Dalam obrolan santai di Museum Bang Yos di Jalan Raya Kalimanggis, Jatikarya, Kecamatan Jatisampurna, Kota Bekasi, Jawa Barat, Sutiyoso mengisahkan kembali hidupnya yang bak istilah “from zero to hero”.
Sutiyoso, mulanya, “hanyalah” seorang anak kampung yang lahir di Gunung Pati, tepatnya di Desa Pongangan, Gunung Jati, Semarang, Jawa Tengah, 80 tahun silam. “Saya bukanlah Superman, bukan pula Rambo. Saya hanya seseorang yang alhamdulilah dapat kesempatan,” katanya.
Sutiyoso adalah anak keenam dari delapan bersaudara. Ia merupakan anak dari seorang guru yang hidup sederhana bernama Tjitrodiharjo dan Sumini.
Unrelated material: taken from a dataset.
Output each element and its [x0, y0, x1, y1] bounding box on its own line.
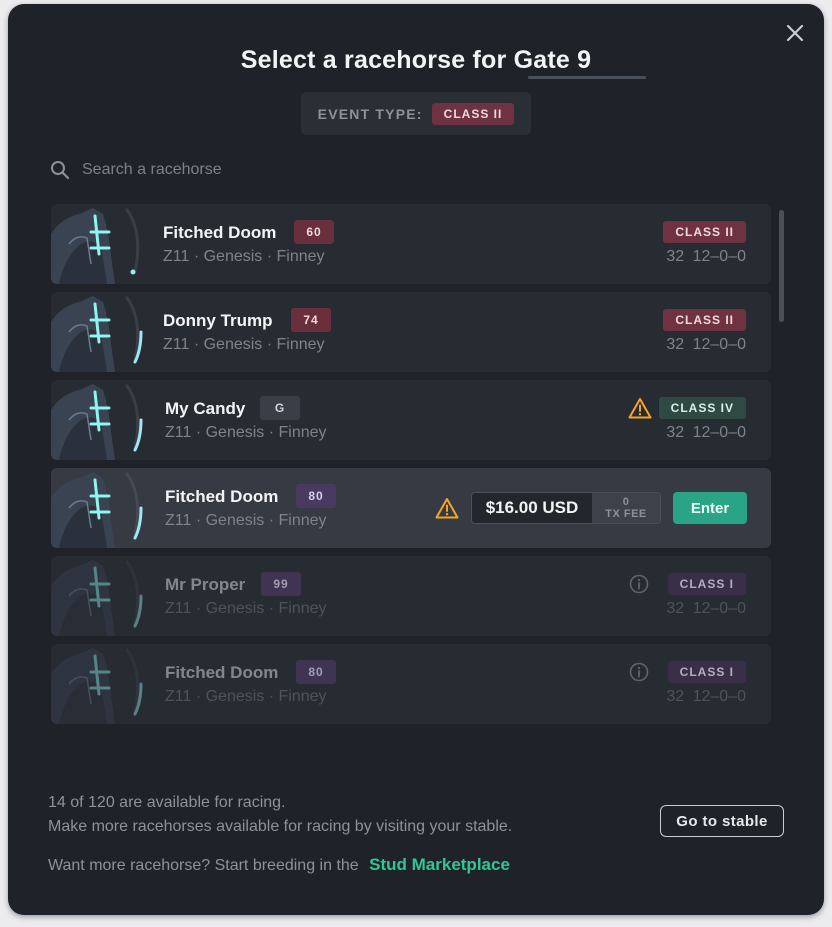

Masa kecilnya dihabiskan untuk menggembala kambing dan sapi untuk ikut menopang ekonomi keluarga. “Saya tidak pernah makan daging kambing gembalaan karena sering dijual-jualin untuk membiayai sekolah kami,” katanya.
Namun kondisi itu tak membuat Sutiyoso kecil bersedih. Ia mengaku lebih banyak bersyukur karena melihat orang lain yang hidupnya lebih miskin dari keluarganya. “Padahal sepeda saja saya tidak punya. Sandal jepit, apalagi. Jadi ke mana-mana nyeker. Saya memakai sepatu pertama kali ketika masuk SMP yang sekolahnya ada di kota (Semarang). Masa, masuk kota cekeran,” ucapnya tertawa.
Dalam kondisi ekonomi yang pas-pasan, Sutiyoso melanjutkan sekolah hingga ke bangku kuliah di Semarang. Namun ia mengaku tak betah kuliah. Pada tahun kedua kuliah, dia pun diam-diam mendaftar Akademi Militer (Akmil) Magelang hingga akhirnya lolos pada 1968.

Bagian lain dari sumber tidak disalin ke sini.